The placement at the St George Hospital was promptly cancelled by a senior lecturer, intimating that internal disciplinary proceedings were forthcoming. A secondary placement at the Macquarie Fields Vaccination Hub was also cancelled when the plaintiff similarly argued about the merits of the COVID-19 vaccination.

Ms Thiab said: “I feel l have been repeatedly bullied by you, wrongfully accused with you investigating the matter efficiently and simply based on ‘incomplete information and hearsay’, and your remarks have been disparaging. I also feel your abuse of power caused me grief, anxiety, fear to speak up in any situation, and most importantly – fear to advocate for patient rights.

“It has also affected all my upcoming placements which you cancelled and, in turn, my ability to graduate next year.”

During a disciplinary tribunal, an associate professor decided that Ms Thiab must apologise for her behaviour and write a 1,500-word “appreciation” essay instead.

Ultimately, the plaintiff argued successfully that Western Sydney University had engaged in discrimination against students on the grounds of religious or political beliefs according to 35 of the Western Sydney University Act 1997.

“As counsel for the university himself conceded the opposition to vaccination may be based on genuinely held political beliefs. The cogency of such beliefs, and how widely they are shared are beside the point,” the judgment stated.

Troy Plummer, ANZ head of legal at Employsure, said that “it is essential to properly investigate conduct to distinguish between political and scientific belief. Criticism of government involvement on a matter will likely always amount to a political criticism. Ms Thiab’s comments on Dr Chant were a criticism of her position as a public health official rather than her scientific qualifications. In saying that she ‘was wrong’, Ms Thiab was also criticising the supposed architect of the government’s policy on COVID-19 vaccinations.”

Additionally, for example, in the context of her criticisms of Dr Kerry Chant, Mr Plummer believed that “every student has the right to express themselves and the university should have ensured that its students are not discriminated against because of their opinions. If Ms Thiab was misinforming others, the university should have investigated why and ensured that she accessed the right information about the vaccines.”

Mr Plummer indicated that the university should have “investigated her conduct adequately rather than taking premature action against her based-on inferences that were made”.

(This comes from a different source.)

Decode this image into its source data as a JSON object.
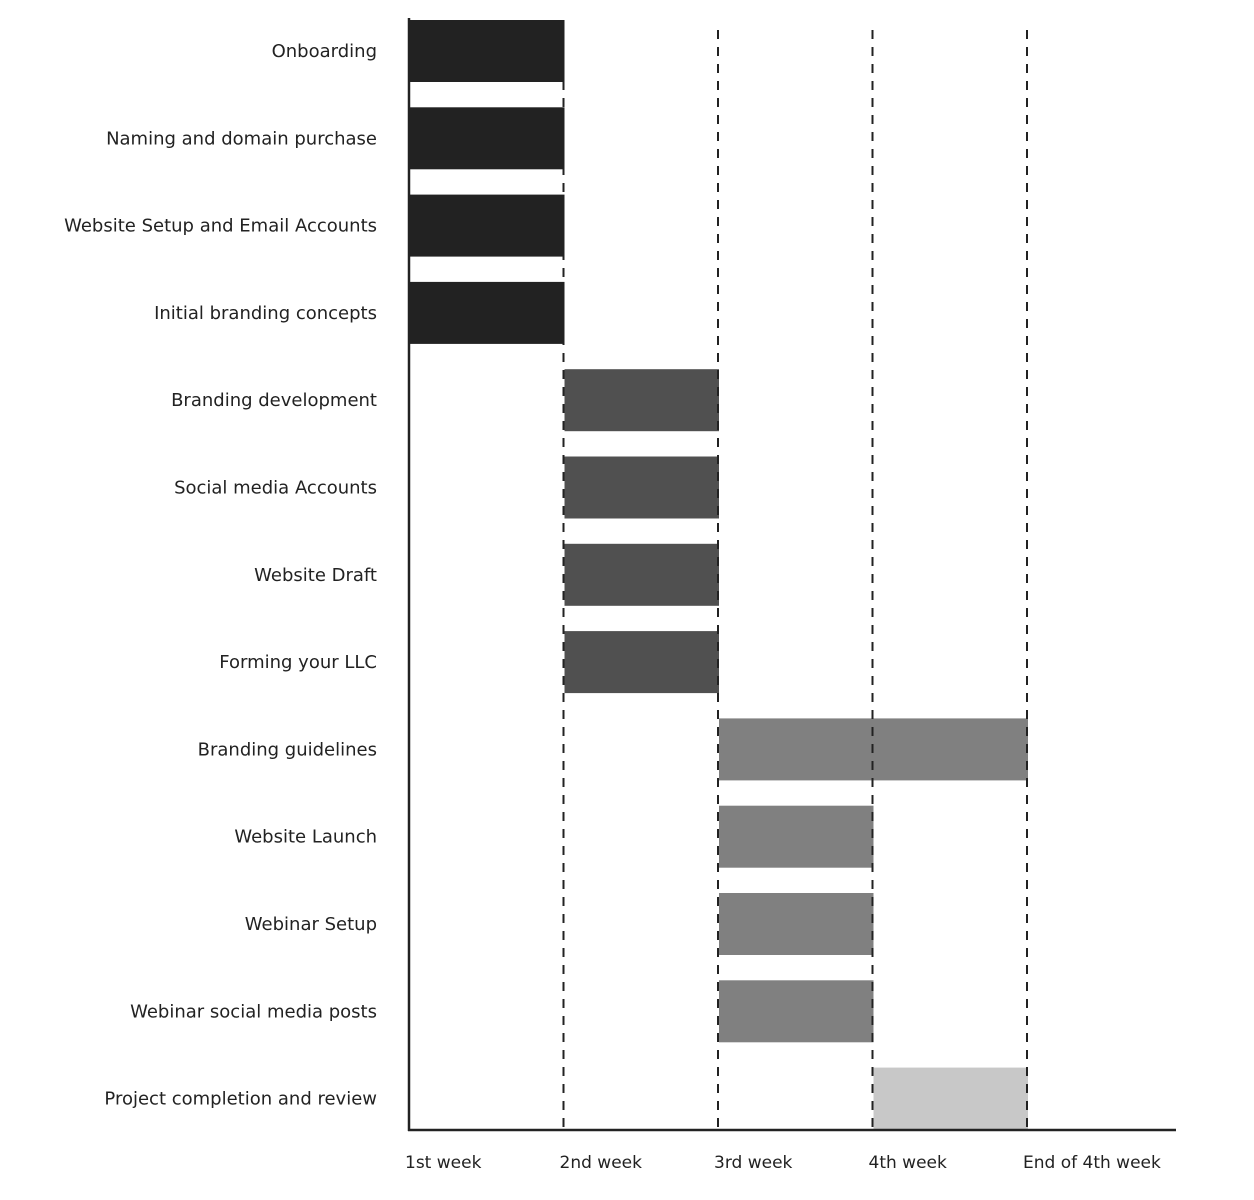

There is the belief that “this decision has broader implications for employers as they are required to ensure the health and safety of their employees. COVID-19 vaccinations, although recommended by public health, are still voluntary in most cases, but some areas for example health care and aged care are subject to vaccine mandates. Employers should thus ensure they clearly distinguish between an employee’s scientific belief and their political belief. Employees should not face negative consequences because of their mere beliefs and views regarding vaccination.”

In general, whilst an employee is not vaccinated, where a mandate applies, there may be grounds to bring their employment to an end; mere expression of a personal belief against a vaccine mandate or vaccination is highly unlikely to be a sound basis to terminate employment.  

Providing a caveat, Mr Plummer suggested that “the likely exception to personal beliefs being a valid basis to discipline of an employee will usually be confined to situations where the employee is of sufficient seniority or status that their opinion is likely to be viewed by others to be the opinion of their employer”. 

Mr Plummer concluded that “in order to remain compliant, employers should keep up to date with government mandates and promote informed decision making by their employees. If a potential issue is raised, it is essential that the conduct is properly investigated before any action is brought against the employee.”

However, in the context of a vaccine mandate for COVID-19, or another virus, Mr Plummer added that, ultimately, alternative activities could be established in the context of the placement that did not violate the right to political belief of Ms Thiab. 

The case citation for this matter is Thiab v Western Sydney University [2022] NSWSC 760.